Agenda
- Review observability Challenge/Activity
- Introduce the Challenge/Activity for telemetry
- Theory to support telemetry learning outcomes and activity
- Initial demo of activity
Note: See chapter 3 and 4 from the text
Observability (activity review)
We installed the kubernetes dashboard. From their github:
Kubernetes Dashboard is a general purpose, web-based UI for
Kubernetes clusters. It allows users to manage applications running in
the cluster and troubleshoot them, as well as manage the cluster
itself.
- essentially this was a “hello world” for a distributed system using
kubernetes ansible and helm
- a pod is the unit of deployment in our case … see the next
slides
Kubernetes dashboard
kubernetes dashboard
Deployment diagram
deployment diagram
Telemetry Lab
Create a codespace from the github
template and run:
pip install -r requirements.txt
ansible-playbook playbook.yml
kubectl port-forward svc/my-otel-demo-frontendproxy 8080:8080
Follow instructions in chapter 4 of the text and make notes in
README.md. Submit the README.md file with the uploader at the end of the presentation.
Learning outcomes
- Explain how historical applications of telemetry for things like
predictive maintenance apply to software.

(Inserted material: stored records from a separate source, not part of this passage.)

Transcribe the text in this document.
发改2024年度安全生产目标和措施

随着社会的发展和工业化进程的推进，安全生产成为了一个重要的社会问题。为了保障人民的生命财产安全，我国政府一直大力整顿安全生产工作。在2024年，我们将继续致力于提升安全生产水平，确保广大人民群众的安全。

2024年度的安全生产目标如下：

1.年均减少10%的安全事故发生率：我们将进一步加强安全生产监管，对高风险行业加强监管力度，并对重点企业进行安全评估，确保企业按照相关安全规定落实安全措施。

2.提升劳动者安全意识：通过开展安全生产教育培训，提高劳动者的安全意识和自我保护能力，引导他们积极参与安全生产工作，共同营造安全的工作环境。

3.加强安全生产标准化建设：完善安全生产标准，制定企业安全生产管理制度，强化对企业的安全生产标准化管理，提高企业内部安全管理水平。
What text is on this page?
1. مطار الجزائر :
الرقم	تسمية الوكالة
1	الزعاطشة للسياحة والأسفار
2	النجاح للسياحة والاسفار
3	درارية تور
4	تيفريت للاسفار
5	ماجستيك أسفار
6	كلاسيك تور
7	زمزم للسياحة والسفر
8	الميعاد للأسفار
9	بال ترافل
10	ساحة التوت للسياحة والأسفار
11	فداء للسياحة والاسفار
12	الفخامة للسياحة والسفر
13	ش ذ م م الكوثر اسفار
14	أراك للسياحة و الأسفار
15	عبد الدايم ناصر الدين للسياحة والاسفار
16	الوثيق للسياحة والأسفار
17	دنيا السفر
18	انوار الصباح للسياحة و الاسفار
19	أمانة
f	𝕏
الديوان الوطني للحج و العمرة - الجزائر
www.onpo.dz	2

- Compare alternatives for software telemetry within the observability
ecosystem.
- Justify the storage needs for telemetry, based on information needs
for operational success.
- Validate and configure collectors to collect logs and/or metrics for
observability and troubleshooting.
A Brief History of Telemetry
Southern Railway, 1928
“Telemetry” sent over telegraph lines
- used to control switches on train tracks, power plants and public
power grids
early but important distributed systems!
- moved onto trains to prevent bearing overheating and fires
- further expanded to predictive maintenance to keep broken trains
from blocking the tracks
- logging esentially built into Unix software with system activity
reporting and system logging service
computer telemetry on network
- first logs … to tell you about individual events and moments within
a system
- metrics … to see how system performance changes over time
- then tracing … look at entire operations and how they combined to
form transactions
Supervisory Control And Data Acquisition (SCADA)
Uses
- Industrial include manufacturing, process control, power generation,
fabrication, and refining
- Infrastructure … include water treatment and distribution,
wastewater collection and treatment, oil and gas pipelines, electric
power transmission, and wind farms.
- Facility , including buildings, airports, ships, and space stations
… monitor and control heating, ventilation, and air conditioning systems
(HVAC), access, and energy consumption.
Critical Infrastructure
- Many minor changes over 10 year system lifespan
- changes driven by adding new equipment, regulatory requirements,
functionality improvements
- Despite in-depth testing before introduction to production
environment … Difficult to test all consequence of change
- Pretty major failures to important infrastructure … Sounds like a
case for DevOps
Simple Network Management Protocol (SNMP)
SNMP consists of three key components
- Managed devices
- Agent - software that runs on managed devices
- Network management station (NMS) - software that runs on the
manager
Uses
- SNMP used by IT to monitor and update networked devices
- SCADA used by operations to control processes
Open Telemetry
Chapter 4 and the open telemetry demo
Open Telemetry by contrast
- used to monitor distributed software systems
- similar to SCADA and SNMP in that it monitors and generates
alerts
- different in that it is read only, where SCADA and SNMP can also
manipulate systems
- tracing, look at entire operations as they span services
- absence of auditable tracking in SCADA … opportunity for
DevOps??????
Time Series Database (TSDB) Storage
Store enough to meet stakeholder needs
- in today’s demo timeseries data will be stored in memory
- a long term storage option is Thanos
Thanos provides a global query view, high availability, data backup
with historical, cheap data access as its core features in a single
binary.
- Thanos supports S3, GCS, Azure, OpenStack Swift, Tencent COS, AliYun
OSS, Baidu BOS, Oracle Cloud Infrastructure Object Storage object
stores
- storage format is object based with a block defined by a prefix and
a series of blobs
Storage Configuration
- focusing on Thanos, there is documentation
here.
- the storage is controlled by the values.yaml file in the helm
chart
- in open telemetry demo for today’s lab the helm
chart is here.
- there is a lot to these values, but focus on the components
(starting on line 47)
Otel collectors
- each component has an otel collector to make it observable
- for instance the emailService has:
- name: OTEL_EXPORTER_OTLP_TRACES_ENDPOINT
value: http://$(OTEL_COLLECTOR_NAME):4318/v1/traces
- many more examples to follow when we talk about instrumenting
Telemetry Example (Trace)
explore/jaeger/adService …
Manual testing for observability
- the lab
uses feature flags, described in chapter 4, to manipulate the open
telemetry demo
- note your observations in the README file and submit it below
Telemetry
Without telemetry, your system is just a big black box filled with
mystery.
- this is especially a problem with distributed systems
- part of the system runs on a sensor, appliance or even a phone
- telemetry lets operators and other stakeholders see inside the box
and help the system reach it’s goals.